Me metí a estudiar comunicación cuando mi padre exigía que tomara una profesión decente, como abogado o contador. Primera decepción. Mi coche es un Vocho, de cuando Hitler todavía tenía la obsesión de convertir a los judíos en Vel Rosita con sus hornitos Lily Ledy, aunque de vez en vez le apaño el tres letras a mi abuelo, nomás para apantallar a la tal Ana Paola, una chava de la uni que es la buena onda. Me gusta el cine, quizá el viejo se apoquine con una marmaja para producir un cortometraje de mi creación, lo ando convenciendo. Me corrieron de todas las escuelas primarias, secundarias y preparatorias de la Grande Ciudad de la Laguna —te digo que soy una lacra sabida—. Le pegué al rock una temporada, a la mota y a las pastas con singular alegría. Agradezco que me hayas construido con la afición a las letras. Mi única pasión verdadera son los libros.

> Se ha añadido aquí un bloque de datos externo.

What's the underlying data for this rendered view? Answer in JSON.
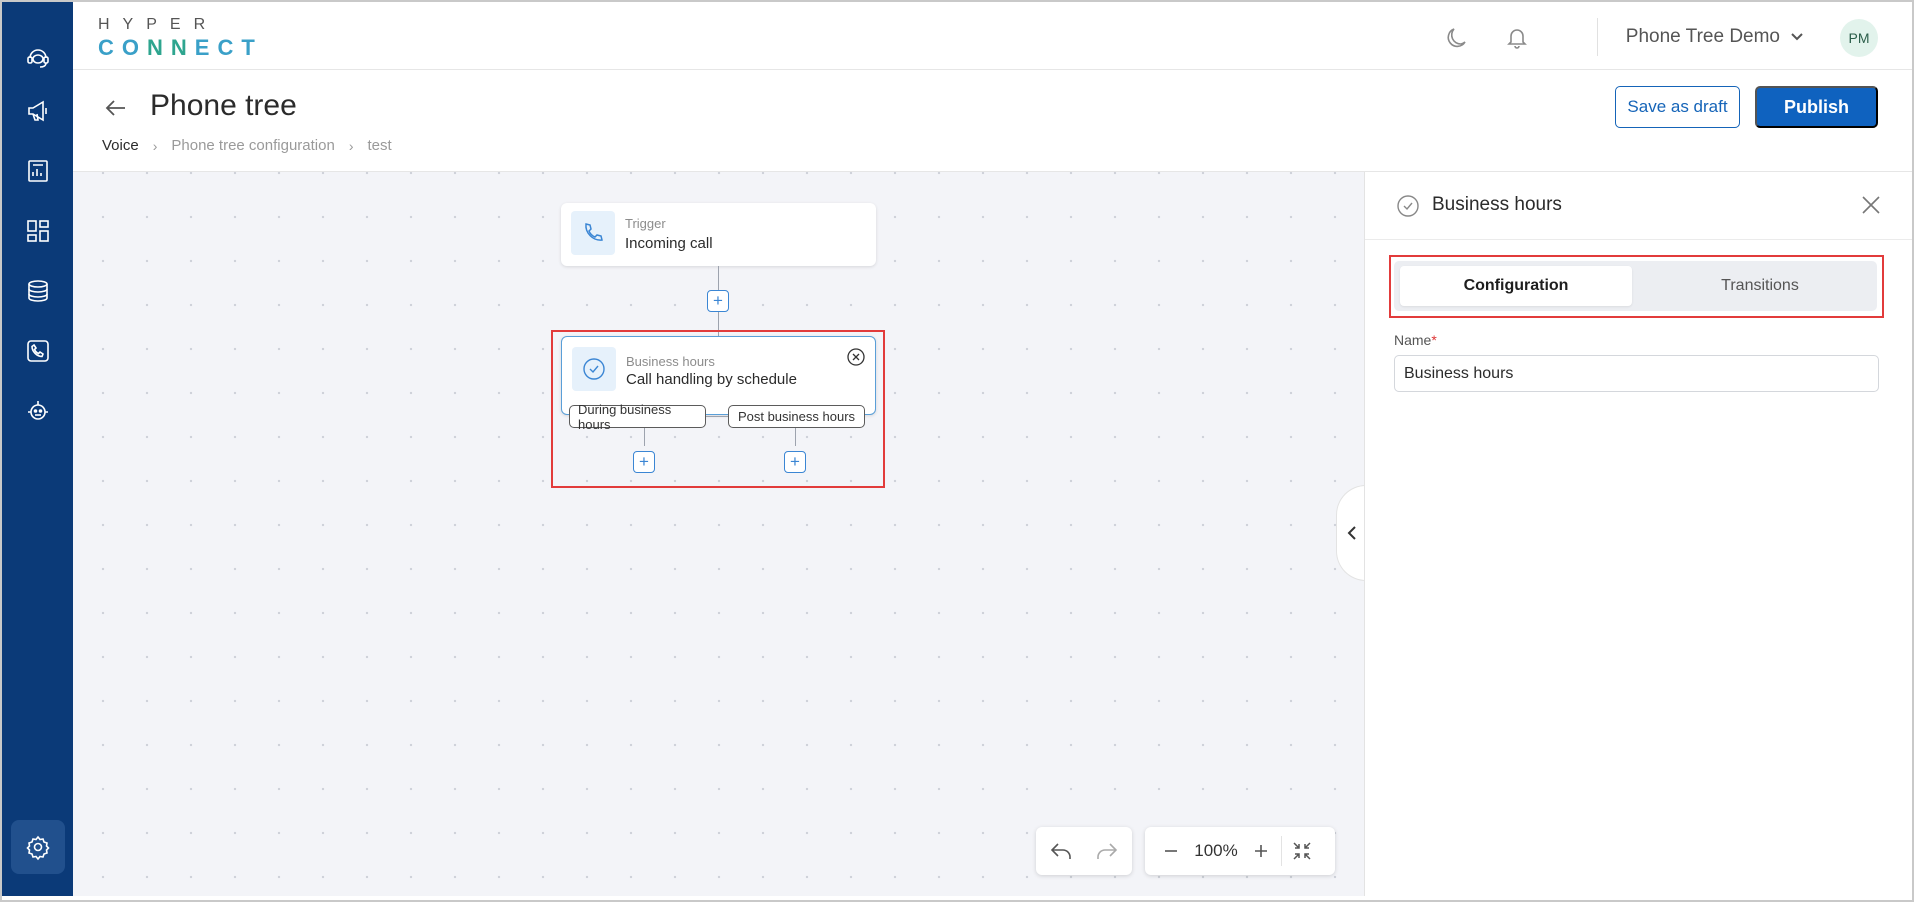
{
  "brand": {
    "line1": "HYPER",
    "line2_a": "CO",
    "line2_n": "NN",
    "line2_b": "ECT"
  },
  "sidebar": {
    "items": [
      {
        "icon": "headset-icon"
      },
      {
        "icon": "megaphone-icon"
      },
      {
        "icon": "report-icon"
      },
      {
        "icon": "dashboard-icon"
      },
      {
        "icon": "database-icon"
      },
      {
        "icon": "phone-icon"
      },
      {
        "icon": "bot-icon"
      }
    ],
    "bottom_item": {
      "icon": "settings-icon",
      "active": true
    }
  },
  "header": {
    "account_name": "Phone Tree Demo",
    "avatar_initials": "PM",
    "icons": [
      "moon-icon",
      "bell-icon"
    ]
  },
  "page": {
    "title": "Phone tree",
    "breadcrumb": [
      "Voice",
      "Phone tree configuration",
      "test"
    ],
    "save_draft_label": "Save as draft",
    "publish_label": "Publish"
  },
  "canvas": {
    "trigger_node": {
      "small": "Trigger",
      "main": "Incoming call"
    },
    "hours_node": {
      "small": "Business hours",
      "main": "Call handling by schedule"
    },
    "branches": [
      "During business hours",
      "Post business hours"
    ],
    "zoom": "100%"
  },
  "panel": {
    "title": "Business hours",
    "tabs": [
      "Configuration",
      "Transitions"
    ],
    "active_tab": "Configuration",
    "name_label": "Name",
    "required_mark": "*",
    "name_value": "Business hours"
  },
  "colors": {
    "sidebar": "#0b3a78",
    "primary": "#0f62bf",
    "highlight": "#e23b3b",
    "canvas_bg": "#f3f4f8"
  }
}
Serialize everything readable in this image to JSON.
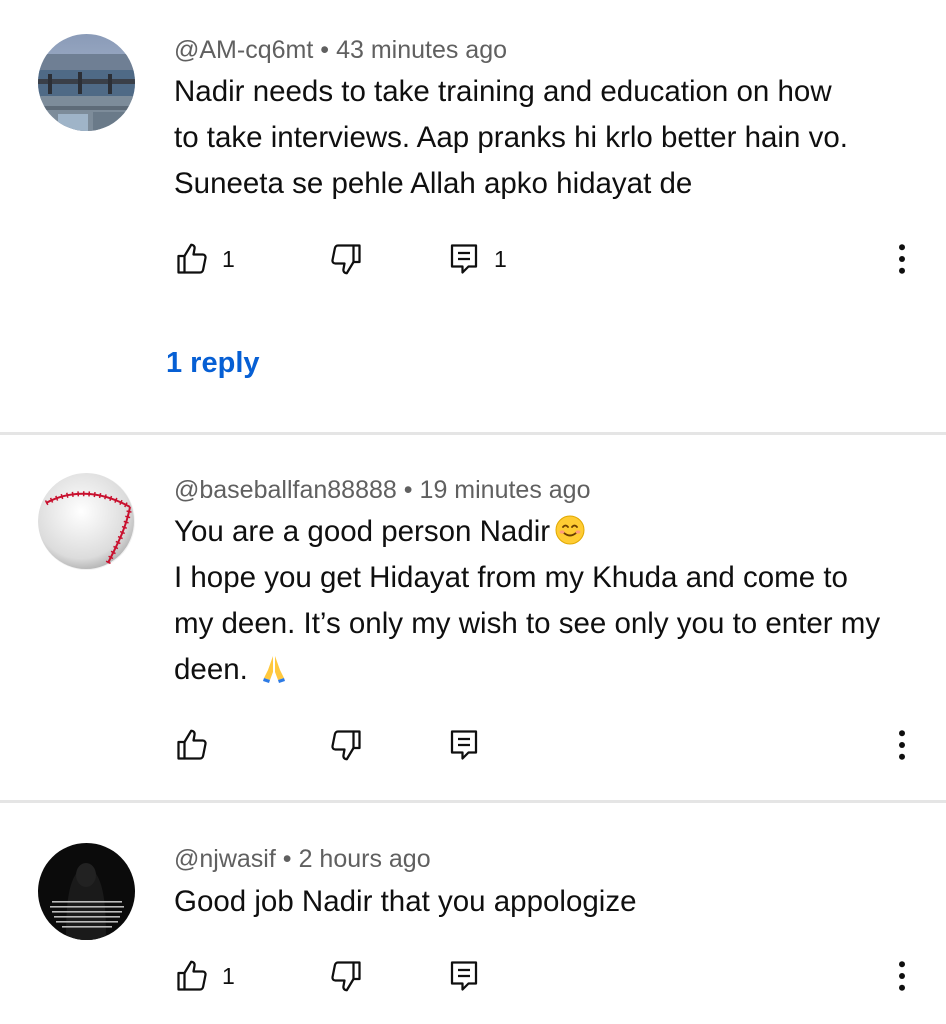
{
  "comments": [
    {
      "handle": "@AM-cq6mt",
      "time": "43 minutes ago",
      "lines": [
        "Nadir needs to take training and education on how",
        "to take interviews. Aap pranks hi krlo better hain vo.",
        "Suneeta se pehle Allah apko hidayat de"
      ],
      "likes": "1",
      "replies_count": "1",
      "reply_link": "1 reply",
      "avatar_icon": "city-bridge-photo-avatar"
    },
    {
      "handle": "@baseballfan88888",
      "time": "19 minutes ago",
      "lines": [
        "You are a good person Nadir",
        "I hope you get Hidayat from my Khuda and come to",
        "my deen. It’s only my wish to see only you to enter my",
        "deen."
      ],
      "emoji_1": "smiling-face-emoji",
      "emoji_2": "folded-hands-emoji",
      "avatar_icon": "baseball-avatar"
    },
    {
      "handle": "@njwasif",
      "time": "2 hours ago",
      "lines": [
        "Good job Nadir that you appologize"
      ],
      "likes": "1",
      "avatar_icon": "dark-text-avatar"
    }
  ],
  "separator": "•",
  "colors": {
    "text": "#0f0f0f",
    "meta": "#606060",
    "link": "#065fd4",
    "divider": "#e5e5e5"
  },
  "icons": [
    "like-icon",
    "dislike-icon",
    "reply-icon",
    "more-options-icon"
  ]
}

Me gusta la pasión siniestra —en el sentido de izquierda— del rebelde uruguayo Eduardo Galeano; disfruto las letras irreverentes de Thimoty Leary, las jaladas de Román Gubern y Umberto Eco. Los autores tlahuicas que corresponden a mi generación son: Octavio Paz, con su rutilante Nobel, Carlos Fuentes, que sueña con uno, Ricardo Garibay, Elena Garro, Elías Nandino, Carlos Monsiváis, José Agustín, Jorge Volpi, una bola de ojetes que se creen la elite letrada. De repente se inspiran, hay que reconocerlo. Soy de la generación del Tratado de Libre Comercio, de la liberación sexual —fornicamos igual que antes, pero públicamente—, de las devaluaciones del peso, de los asesinatos políticos, del Ejército Zapatista de Liberación Nacional, de los secuestros express, de los errores de diciembre —y de enero, y de febrero—, de las mujeres alborotadas queriendo ser presidentas, del cine nuevo mexicano —una chingonería—, de los narcotraficantes y los gruperos que les componen canciones, de los ilegales practicando natación en el Río Bravo ante el encabronamiento de Huntington, de la derrota de los administradores de la Revolución.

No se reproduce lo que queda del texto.